Docile
- Species: Dog
- Breed: Briard
- Sex: Female
- Born: c. 1989
- Died: 1994 (aged 4–5)
- Owner: Egil Olsen

= Docile =

Norwegian dog

Docile (c. 1989 – 1994) was a female Briard dog. Owned by football manager Egil Olsen, the dog became a national celebrity animal during Olsen's tenure as manager of the Norway national football team.

The dog quickly became known for accompanying Olsen to work, both in the Football Association offices and in training sessions. In addition, the Briard breed was rare in Norway, with approximately 300 individuals. According to a biographer of Egil Olsen, Docile was used as a figurehead to shield his family members from media attention. Another reason that Olsen kept a dog was to walk the dog to ailment his ankylosing spondylitis.

The media attention around the Norwegian men's national football team increased significantly during the 1994 FIFA World Cup qualification run, which was the first successful qualification for Norway since the late 1930s. As training sessions were crowded with journalists, in early 1994 VGs Bjørn Delebekk won the Norwegian Press Photographers' annual prize for sports photography. His photoseries of Docile frolicking around the national team players was titled "En hund etter ball".

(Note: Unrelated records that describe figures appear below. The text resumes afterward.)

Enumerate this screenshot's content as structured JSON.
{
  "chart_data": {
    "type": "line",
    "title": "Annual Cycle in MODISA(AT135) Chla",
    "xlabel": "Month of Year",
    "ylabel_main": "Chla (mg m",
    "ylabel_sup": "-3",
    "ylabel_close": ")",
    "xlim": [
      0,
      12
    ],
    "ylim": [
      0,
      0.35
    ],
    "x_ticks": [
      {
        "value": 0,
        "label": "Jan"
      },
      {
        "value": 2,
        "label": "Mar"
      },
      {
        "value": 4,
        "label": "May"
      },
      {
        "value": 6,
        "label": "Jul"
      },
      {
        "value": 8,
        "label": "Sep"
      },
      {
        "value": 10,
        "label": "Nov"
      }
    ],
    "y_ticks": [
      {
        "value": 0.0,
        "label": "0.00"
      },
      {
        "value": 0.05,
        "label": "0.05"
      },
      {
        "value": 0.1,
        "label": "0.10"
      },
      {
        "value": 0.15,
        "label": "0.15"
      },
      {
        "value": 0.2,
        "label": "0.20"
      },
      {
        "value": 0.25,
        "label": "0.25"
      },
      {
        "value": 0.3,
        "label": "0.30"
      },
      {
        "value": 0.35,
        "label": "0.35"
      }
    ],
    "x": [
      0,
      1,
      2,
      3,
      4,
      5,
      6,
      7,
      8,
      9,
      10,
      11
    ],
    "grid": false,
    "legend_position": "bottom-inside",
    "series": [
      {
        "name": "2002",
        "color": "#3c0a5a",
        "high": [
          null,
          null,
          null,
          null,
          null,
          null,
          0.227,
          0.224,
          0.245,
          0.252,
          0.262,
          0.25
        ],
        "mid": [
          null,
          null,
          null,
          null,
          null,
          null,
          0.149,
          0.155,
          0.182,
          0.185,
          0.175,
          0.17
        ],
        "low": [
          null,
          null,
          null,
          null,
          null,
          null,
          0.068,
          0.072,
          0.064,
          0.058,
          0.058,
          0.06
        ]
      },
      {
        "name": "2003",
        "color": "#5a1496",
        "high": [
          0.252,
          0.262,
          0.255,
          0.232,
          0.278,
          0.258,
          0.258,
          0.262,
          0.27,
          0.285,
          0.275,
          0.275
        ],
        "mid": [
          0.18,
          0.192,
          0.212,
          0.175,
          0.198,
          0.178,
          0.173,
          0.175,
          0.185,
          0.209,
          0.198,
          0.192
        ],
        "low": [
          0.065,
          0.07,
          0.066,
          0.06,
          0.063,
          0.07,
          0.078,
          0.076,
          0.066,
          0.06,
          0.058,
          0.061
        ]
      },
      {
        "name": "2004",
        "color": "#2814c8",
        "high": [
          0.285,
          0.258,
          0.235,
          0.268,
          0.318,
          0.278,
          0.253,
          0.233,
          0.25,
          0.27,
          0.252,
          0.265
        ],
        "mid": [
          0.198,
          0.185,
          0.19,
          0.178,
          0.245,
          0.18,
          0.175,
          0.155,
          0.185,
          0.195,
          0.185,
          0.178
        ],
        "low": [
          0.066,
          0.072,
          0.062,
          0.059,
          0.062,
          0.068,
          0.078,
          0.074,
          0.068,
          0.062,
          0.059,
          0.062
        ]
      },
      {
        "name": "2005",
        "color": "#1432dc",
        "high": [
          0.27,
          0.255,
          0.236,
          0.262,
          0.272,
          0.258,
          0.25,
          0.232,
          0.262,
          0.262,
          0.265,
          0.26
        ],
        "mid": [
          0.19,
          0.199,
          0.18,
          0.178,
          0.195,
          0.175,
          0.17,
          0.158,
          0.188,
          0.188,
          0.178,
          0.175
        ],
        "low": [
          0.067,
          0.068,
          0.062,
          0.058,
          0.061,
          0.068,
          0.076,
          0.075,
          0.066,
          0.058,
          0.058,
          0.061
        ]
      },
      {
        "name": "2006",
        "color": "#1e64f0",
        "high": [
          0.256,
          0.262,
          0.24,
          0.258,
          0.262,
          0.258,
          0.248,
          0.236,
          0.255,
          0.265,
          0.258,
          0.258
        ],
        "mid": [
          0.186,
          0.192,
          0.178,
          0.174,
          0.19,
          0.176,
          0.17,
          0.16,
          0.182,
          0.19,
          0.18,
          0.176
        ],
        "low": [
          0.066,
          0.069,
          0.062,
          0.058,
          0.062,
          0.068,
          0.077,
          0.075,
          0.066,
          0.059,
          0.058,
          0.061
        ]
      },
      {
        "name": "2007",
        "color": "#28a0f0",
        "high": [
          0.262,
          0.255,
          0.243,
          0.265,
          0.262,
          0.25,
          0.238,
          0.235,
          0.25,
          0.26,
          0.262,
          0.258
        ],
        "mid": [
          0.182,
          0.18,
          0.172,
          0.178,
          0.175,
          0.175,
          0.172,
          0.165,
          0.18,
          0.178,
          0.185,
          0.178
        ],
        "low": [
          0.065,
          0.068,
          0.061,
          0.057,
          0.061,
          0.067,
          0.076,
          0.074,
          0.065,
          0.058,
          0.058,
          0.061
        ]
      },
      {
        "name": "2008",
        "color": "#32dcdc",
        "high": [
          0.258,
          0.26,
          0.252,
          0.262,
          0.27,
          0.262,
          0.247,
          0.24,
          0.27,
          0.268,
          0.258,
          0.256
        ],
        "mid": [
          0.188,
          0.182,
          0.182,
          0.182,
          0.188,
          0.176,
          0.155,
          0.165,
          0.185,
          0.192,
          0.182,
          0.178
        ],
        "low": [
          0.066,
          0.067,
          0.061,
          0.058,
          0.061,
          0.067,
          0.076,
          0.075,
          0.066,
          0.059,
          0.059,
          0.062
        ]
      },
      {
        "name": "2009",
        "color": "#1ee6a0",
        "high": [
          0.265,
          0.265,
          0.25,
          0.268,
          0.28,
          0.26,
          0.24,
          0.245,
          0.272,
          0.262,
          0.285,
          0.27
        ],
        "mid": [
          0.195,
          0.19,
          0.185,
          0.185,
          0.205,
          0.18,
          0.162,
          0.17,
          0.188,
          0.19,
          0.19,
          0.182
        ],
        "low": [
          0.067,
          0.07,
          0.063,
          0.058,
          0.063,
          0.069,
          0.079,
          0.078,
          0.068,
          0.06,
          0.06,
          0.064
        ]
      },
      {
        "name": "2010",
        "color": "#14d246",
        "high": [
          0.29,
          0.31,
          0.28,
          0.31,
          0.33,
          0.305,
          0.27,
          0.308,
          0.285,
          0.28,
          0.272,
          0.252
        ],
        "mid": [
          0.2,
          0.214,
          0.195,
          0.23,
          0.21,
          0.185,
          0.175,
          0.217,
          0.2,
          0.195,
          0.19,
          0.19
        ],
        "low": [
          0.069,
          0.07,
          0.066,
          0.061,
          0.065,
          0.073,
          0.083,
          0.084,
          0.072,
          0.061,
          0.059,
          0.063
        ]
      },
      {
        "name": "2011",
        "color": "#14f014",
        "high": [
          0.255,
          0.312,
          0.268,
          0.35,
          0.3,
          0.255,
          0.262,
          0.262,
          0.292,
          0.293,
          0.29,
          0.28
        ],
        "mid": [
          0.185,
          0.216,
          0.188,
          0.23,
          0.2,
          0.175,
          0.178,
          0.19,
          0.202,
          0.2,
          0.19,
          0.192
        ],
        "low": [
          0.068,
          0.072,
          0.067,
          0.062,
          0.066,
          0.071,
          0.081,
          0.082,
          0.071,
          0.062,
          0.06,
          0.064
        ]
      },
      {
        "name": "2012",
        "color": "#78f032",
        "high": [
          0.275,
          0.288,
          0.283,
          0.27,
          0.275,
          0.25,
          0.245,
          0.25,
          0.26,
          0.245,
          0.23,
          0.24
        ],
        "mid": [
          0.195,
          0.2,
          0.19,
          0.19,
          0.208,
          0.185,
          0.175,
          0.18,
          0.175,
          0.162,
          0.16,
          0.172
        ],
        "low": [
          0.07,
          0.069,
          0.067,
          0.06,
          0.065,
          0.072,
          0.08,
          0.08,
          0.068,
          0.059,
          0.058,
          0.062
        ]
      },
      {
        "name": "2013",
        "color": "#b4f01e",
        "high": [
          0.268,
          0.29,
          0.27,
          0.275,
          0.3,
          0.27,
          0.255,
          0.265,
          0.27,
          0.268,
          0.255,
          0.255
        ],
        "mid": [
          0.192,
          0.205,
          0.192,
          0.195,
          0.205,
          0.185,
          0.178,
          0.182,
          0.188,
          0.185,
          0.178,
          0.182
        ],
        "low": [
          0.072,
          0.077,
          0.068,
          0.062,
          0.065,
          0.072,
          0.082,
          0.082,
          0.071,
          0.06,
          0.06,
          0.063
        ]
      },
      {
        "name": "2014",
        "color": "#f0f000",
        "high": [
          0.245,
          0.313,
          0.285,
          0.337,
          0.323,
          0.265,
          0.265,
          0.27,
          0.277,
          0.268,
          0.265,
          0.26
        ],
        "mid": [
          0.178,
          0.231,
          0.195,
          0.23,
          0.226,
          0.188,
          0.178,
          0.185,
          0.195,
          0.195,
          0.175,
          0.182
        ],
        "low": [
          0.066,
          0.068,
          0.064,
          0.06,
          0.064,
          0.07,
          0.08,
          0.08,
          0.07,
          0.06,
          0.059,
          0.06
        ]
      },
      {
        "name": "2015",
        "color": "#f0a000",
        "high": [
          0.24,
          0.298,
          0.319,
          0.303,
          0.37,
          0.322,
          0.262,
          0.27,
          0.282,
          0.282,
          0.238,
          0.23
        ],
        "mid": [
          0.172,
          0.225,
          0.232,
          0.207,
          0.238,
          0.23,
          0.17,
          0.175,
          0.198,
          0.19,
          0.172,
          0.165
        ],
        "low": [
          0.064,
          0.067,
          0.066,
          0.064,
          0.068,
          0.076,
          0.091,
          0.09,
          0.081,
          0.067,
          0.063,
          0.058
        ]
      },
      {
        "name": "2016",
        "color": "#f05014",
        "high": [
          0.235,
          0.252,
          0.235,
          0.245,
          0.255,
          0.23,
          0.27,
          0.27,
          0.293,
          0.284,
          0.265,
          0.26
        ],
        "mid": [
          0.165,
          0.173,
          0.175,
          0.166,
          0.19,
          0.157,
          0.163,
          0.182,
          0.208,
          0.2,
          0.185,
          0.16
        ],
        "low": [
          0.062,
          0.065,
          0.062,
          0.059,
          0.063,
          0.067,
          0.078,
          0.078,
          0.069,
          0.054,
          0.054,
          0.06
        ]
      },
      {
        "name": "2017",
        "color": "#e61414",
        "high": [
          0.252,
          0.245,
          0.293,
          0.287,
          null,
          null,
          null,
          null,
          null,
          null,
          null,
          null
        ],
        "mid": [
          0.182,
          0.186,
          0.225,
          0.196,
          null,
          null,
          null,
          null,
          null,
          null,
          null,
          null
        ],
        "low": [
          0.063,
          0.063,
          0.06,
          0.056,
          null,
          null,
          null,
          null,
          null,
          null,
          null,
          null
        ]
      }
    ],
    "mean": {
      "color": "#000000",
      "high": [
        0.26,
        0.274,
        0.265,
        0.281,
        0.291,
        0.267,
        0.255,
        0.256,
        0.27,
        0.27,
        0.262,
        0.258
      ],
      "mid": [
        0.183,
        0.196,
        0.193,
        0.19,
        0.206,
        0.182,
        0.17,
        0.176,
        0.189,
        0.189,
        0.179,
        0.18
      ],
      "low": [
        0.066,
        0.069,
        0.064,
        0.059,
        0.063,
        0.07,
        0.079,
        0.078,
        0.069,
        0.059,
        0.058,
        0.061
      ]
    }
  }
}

During the 1994 World Cup, Docile did not follow Olsen to the US and was stationed at Olsen's in-laws in Egersund. They claimed that the dog was recognised around town. The same period saw several spin-off products inspired by the dog. A woolwear factory started marketing a "World Cup yarn" under the name Docile. The pub Docile in Hamar acquired Olsen's acceptance to use Docile's name and likeness, both on the pub itself and on caps and clothing. The newspaper Dagbladet arranged a letter column in Docile's name during the 1994 World Cup. People would contact Docile's supposed fax machine number and have the chance to win a book by Tor Røste Fossen. The same newspaper arranged a naming contest for Olsen's next dog, which would be of the same breed.

In early November 1994, Docile escaped from the front yard of Olsen's home. As some boys played in the street outside, the dog bit the pant leg of one of the boys, causing minor clothing damage. Reportedly against the wishes of the boy's parents, the decision was made to euthanize the dog. Docile was regarded as a national celebrity and "Norway's most publicized dog". Norway's largest newspaper VG stated that Olsen's unusual choice of footwear, Wellington boots, coupled with Docile resting at his feet was "A sort of trademark for the most Norwegian of all Norwegian things".